L'immoralité de Machiavel est réelle quoi qu'on puisse dire pour sa justification. La conscience humaine peut se tromper sur une question de fait, mais elle ne se trompe pas dans une appréciation morale. Mais en quoi on a calomnié ce grand homme, c'est en supposant qu'il met sa science au service de la tyrannie ou qu'il fait ce qu'on a nommé depuis de l'art pour l'art, préoccupation si éloignée des habitudes d'esprit de ce male génie. Derrière le tyran on n'aperçoit pas la patrie qui seule l'inspirait et pour le salut de laquelle il croyait tout permis. C'est la doctrine du salut public et l'erreur trop commune des patriotes ; ce n'est pas la leçon des vulgaires voleurs de couronne. Ceux-là sont aveugles qui, sous l'apparente impassibilité de cette savante anatomie, ne voient pas trembler la main du grand chirurgien.

Que l'Italie le voie enfin apparaître, ce rédempteur ! je ne puis exprimer avec quel amour il sera reçu dans toutes ces provinces qui ont tant souffert des invasions étrangères, avec quelle soif de vengeance, avec quelle foi obstinée, avec quelle piété, avec quelles larmes ! Est-ce un tyran, est-ce le prince que Machiavel appelle par cette ardente évocation qui termine son livre, ou bien est-ce le vengeur de la patrie opprimée, le héros destiné à lui rendre l'unité ?
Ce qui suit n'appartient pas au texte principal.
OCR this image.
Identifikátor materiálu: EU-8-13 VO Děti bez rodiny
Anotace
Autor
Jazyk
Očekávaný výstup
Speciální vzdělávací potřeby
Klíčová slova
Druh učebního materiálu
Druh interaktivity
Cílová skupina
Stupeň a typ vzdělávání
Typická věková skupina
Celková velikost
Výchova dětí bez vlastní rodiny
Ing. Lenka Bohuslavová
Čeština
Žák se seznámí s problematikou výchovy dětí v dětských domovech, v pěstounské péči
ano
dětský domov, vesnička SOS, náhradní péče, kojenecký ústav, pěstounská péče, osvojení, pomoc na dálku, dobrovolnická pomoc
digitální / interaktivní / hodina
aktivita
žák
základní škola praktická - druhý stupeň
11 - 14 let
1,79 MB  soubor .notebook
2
Étrange et fatale méprise ce système qui voulait faire revivre, il impliquait un peuple mort ; il ne supposait de force et d'initiative que dans ceux qui gouvernent. Ces formules étaient d'ailleurs aussi inutiles à la politique active que la connaissance des lois du mouvement l'est à ceux qui veulent marcher. Un événement conçu en dehors de toutes les combinaisons artificielles, la réforme, allait montrer avant peu combien l'inspiration leur est supérieure, même au point de vue du succès.